The Lebanese artist, Walid Raad's work was also memorable from a visual point of view as beautiful patterns had been created despite the reason behind there placement being a rather morbid one. The work is based on the civil war in 70s Beirut. The artist spent several yaers removing bullets and shrapnel from the walls, cars and trees of the city. He kept a note of where he found every single bullet and photographed the sites of his findings. He then placed coloured dots over the photographs which corresponded to the bullet's diameter and the mesmerizing hues found on the bullets' tips. It was not until 10 years later that he realized that ammunitions manufactures follow distinct colour codes to mark and identify their cartridges and shells and their origin.




The artist is interested in archiving the war through fragments of memory. The works consist of sketches, photographs and dots all overlapping and covering each other to represent the dissorganisation of memory. It is only after listening to the guide that we are all informed that the work is actually totally fictitious, an imaginary narrative made to create a memory. During times of war, the artist believes we have no time to form memories as everyday action dominate our lives. It is after that one must construct an artificial memory to archive the event. This struck me as somewhat unexpected as I had totally believed the work and apart from the words of the guide, their was nothing to lead us to believe otherwise.

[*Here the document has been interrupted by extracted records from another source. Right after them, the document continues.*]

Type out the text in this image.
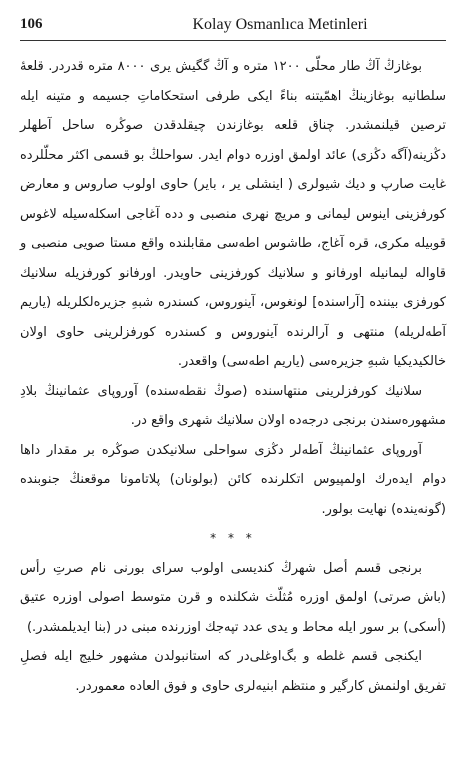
106	Kolay Osmanlıca Metinleri

بوغازڭ آڭ طار محلّی ۱۲۰۰ متره و آڭ گگیش یری ۸۰۰۰ متره قدردر. قلعهٔ سلطانیه بوغازینڭ اهمّیتنه بناءً ایکی طرفی استحکاماتِ جسیمه و متینه ایله ترصین قیلنمشدر. چناق قلعه بوغازندن چیقلدقدن صوڭره ساحل آطهلر دڭزینه(آگه دڭزی) عائد اولمق اوزره دوام ایدر. سواحلڭ بو قسمی اکثر محلّلرده غایت صارپ و دیك شیولری ( اینشلی یر ، بایر) حاوی اولوب صاروس و معارض کورفزینی اینوس لیمانی و مریچ نهری منصبی و دده آغاجی اسکله‌سیله لاغوس قوبیله مکری، قره آغاج، طاشوس اطه‌سی مقابلنده واقع مستا صویی منصبی و قاواله لیمانیله اورفانو و سلانیك کورفزینی حاویدر. اورفانو کورفزیله سلانیك کورفزی بیننده [آراسنده] لونغوس، آینوروس، کسندره شبهِ جزیره‌لکلریله (یاریم آطه‌لریله) منتهی و آرالرنده آینوروس و کسندره کورفزلرینی حاوی اولان خالکیدیکیا شبهِ جزیره‌سی (یاریم اطه‌سی) واقعدر.

سلانیك کورفزلرینی منتهاسنده (صوڭ نقطه‌سنده) آوروپای عثمانینڭ بلادِ مشهوره‌سندن برنجی درجه‌ده اولان سلانیك شهری واقع در.

آوروپای عثمانینڭ آطه‌لر دڭزی سواحلی سلانیکدن صوڭره بر مقدار داها دوام ایده‌رك اولمپیوس اتکلرنده کائن (بولونان) پلاتامونا موقعنڭ جنوبنده (گونه‌یندە) نهایت بولور.

* * *

برنجی قسم أصل شهرڭ کندیسی اولوب سرای بورنی نام صرتِ رأس (باش صرتی) اولمق اوزره مُثلّث شکلنده و قرن متوسط اصولی اوزره عتیق (أسکی) بر سور ایله محاط و یدی عدد تپه‌جك اوزرنده مبنی در (بنا ایدیلمشدر.)

ایکنجی قسم غلطه و بگ‌اوغلی‌در که استانبولدن مشهور خلیج ایله فصلِ تفریق اولنمش کارگیر و منتظم ابنیه‌لری حاوی و فوق العاده معموردر.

The artist has taken a similar angle on his work on numerous occasions and it is presented under the project title- The Atlas Group. The website sheds a bit more information on his contemporary form of documentation-

http://www.theatlasgroup.org/

Donovan Wylie's "Outposts" was also more complex than first met the eye. His dramatic photographs capture military watchtowers in the beige, barren landscape of Afghanistan. These small buildings possess great power in that they can control war through vision. What interested this Irish photographer specifically about these watchtowers was that they were in fact British watchtowers built by the British military on the hilltops along the border between Northern and Southern Ireland. Following the Saint-Andrews Agreement, the watchtowers were dissmantled, moved and reassembled in another theater of operation in Afghanistan.It is interesting to think how the placing of such simple structures can transform the territory of any nation into a "war territory". Apparently, the watchtowers have since been dissmantled and moved to the arctic to survey its ecological decline. Thinking of the three locations, the rolling, lush, green Irish hills, the barren, dry Afghanistan landscape and now the crisp, watery, white arctic landscape is particularly thought-provoking. Our only questions were whether the towers were painted to be better camouflaged within the different areas and also the cost of moving the towers. This was surely considerably more that the cost of the towers themselves?



Other exhibits included maps created by inhabitants of a refugee camp. It was interesting to think about how a map can be a military and an artistic tool to place you in a space. All maps are primarily just a reinterpretation of space and "every border depends on where you are". Another set of photographs which appeared to be shot in Iraq were in fact of a californian military base created with identical conditions to the combat zone in the Middle East and with the purpose of training the soldiers before being sent to fight. With the help of top Hollywood film directors, the core purpose was to reproduce a setting in order to better master the original.

I am definitely no fan of war, and struggle to see its benefits amid all the problems it causes. I would probably even go so far as to call myself a pacifist. Despite this, I found this show thoroughly thought provoking and captivating. Avoiding the obvious cliches of war allowed one to delve further into the other array of complexities left in its wake.